We hear that faith does everything. So we close our eyes and strain a bit, to generate some “soul force”. We believe. We believe.

But nothing happens.

So we go on with this until we become disgusted with the whole business. We get tired of generating “soul force”. We get tired of this “faith” that does nothing to change reality. It does not take away our anxieties, our conflicts, it leaves us prey to uncertainty. It does not lift all responsibilities off our shoulders.
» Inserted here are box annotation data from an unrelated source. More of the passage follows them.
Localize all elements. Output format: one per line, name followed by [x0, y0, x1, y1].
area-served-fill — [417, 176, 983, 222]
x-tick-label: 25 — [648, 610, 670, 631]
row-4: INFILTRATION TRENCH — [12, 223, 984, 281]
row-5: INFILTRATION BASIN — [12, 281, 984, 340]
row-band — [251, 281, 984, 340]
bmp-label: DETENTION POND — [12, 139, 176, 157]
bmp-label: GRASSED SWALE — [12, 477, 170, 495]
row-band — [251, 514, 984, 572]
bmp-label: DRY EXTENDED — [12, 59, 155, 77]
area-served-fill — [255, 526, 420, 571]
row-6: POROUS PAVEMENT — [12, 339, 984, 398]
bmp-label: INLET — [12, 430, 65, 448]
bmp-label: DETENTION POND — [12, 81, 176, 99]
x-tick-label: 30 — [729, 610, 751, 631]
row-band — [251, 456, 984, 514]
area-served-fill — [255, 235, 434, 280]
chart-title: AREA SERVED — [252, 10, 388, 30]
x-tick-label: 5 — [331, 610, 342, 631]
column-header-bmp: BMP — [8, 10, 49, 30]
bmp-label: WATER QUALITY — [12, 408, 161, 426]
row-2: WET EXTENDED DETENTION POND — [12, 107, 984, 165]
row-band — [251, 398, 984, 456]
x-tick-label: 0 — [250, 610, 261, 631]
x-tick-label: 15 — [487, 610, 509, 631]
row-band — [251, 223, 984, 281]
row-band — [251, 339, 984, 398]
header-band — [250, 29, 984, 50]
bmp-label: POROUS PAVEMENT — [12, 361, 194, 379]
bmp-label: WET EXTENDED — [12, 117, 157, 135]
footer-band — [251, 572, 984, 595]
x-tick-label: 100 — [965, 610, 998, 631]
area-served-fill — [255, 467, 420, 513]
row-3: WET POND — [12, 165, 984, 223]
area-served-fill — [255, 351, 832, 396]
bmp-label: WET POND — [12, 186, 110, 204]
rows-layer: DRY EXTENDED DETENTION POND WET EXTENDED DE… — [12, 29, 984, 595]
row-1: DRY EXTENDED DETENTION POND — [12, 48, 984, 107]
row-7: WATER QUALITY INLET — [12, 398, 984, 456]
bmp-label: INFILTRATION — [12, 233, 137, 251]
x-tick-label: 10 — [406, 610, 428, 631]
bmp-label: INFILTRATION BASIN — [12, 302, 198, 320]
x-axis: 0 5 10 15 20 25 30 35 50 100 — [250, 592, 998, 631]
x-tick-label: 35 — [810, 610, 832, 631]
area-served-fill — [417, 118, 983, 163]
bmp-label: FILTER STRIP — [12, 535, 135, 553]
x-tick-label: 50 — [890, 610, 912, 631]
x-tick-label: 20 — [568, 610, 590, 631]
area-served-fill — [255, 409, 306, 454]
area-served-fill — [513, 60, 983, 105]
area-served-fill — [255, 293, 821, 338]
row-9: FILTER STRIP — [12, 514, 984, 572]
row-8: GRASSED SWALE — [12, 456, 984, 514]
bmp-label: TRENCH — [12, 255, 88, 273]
Its magic is not so effective after all. It does not thoroughly convince us that God is satisfied with us, or even that we are satisfied with ourselves (though in this, it is true, some people's faith is often quite effective).

Having become disgusted with faith, and therefore with God, we are now ready for the Totalitarian Mass Movement that will pick us up on the rebound and make us happy with war, with the persecution of “inferior races” or of enemy classes, or generally speaking, with actively punishing someone who is different from ourselves.

Another characteristic of the devil's moral theology is the exaggeration of all distinctions between this and that, good and evil, right and wrong. These distinctions become irreducible divisions. No longer is there any sense that we might perhaps all be more or less at fault, and that we might be expected to take upon our own shoulders the wrongs of others by forgiveness, acceptance, and patient understanding and love, and thus help one another to find the truth. On the contrary, in the devil's theology, the important thing is to be absolutely right and to prove that everybody else is absolutely wrong. This does not exactly make for peace and unity among men, because it means that everybody wants to be absolutely right himself, or to attach himself to another who is absolutely right. And in order to prove their rightness they have to punish and eliminate those who are wrong. Those who are wrong, in turn, convinced that they are right... etc.

Finally, as might be expected, the moral theology of the devil grants an altogether unusual amount of importance to.. the devil. Indeed one soon comes to find out that he is the very center of the whole system. That he is behind everything. That he is moving everybody in the world except ourselves. That he is out to get even with us. And that there is every chance of his doing so because, it now appears, his power is equal to that of God, or even perhaps superior to it...

In one word, the theology of the devil is purely and simply that the devil is god.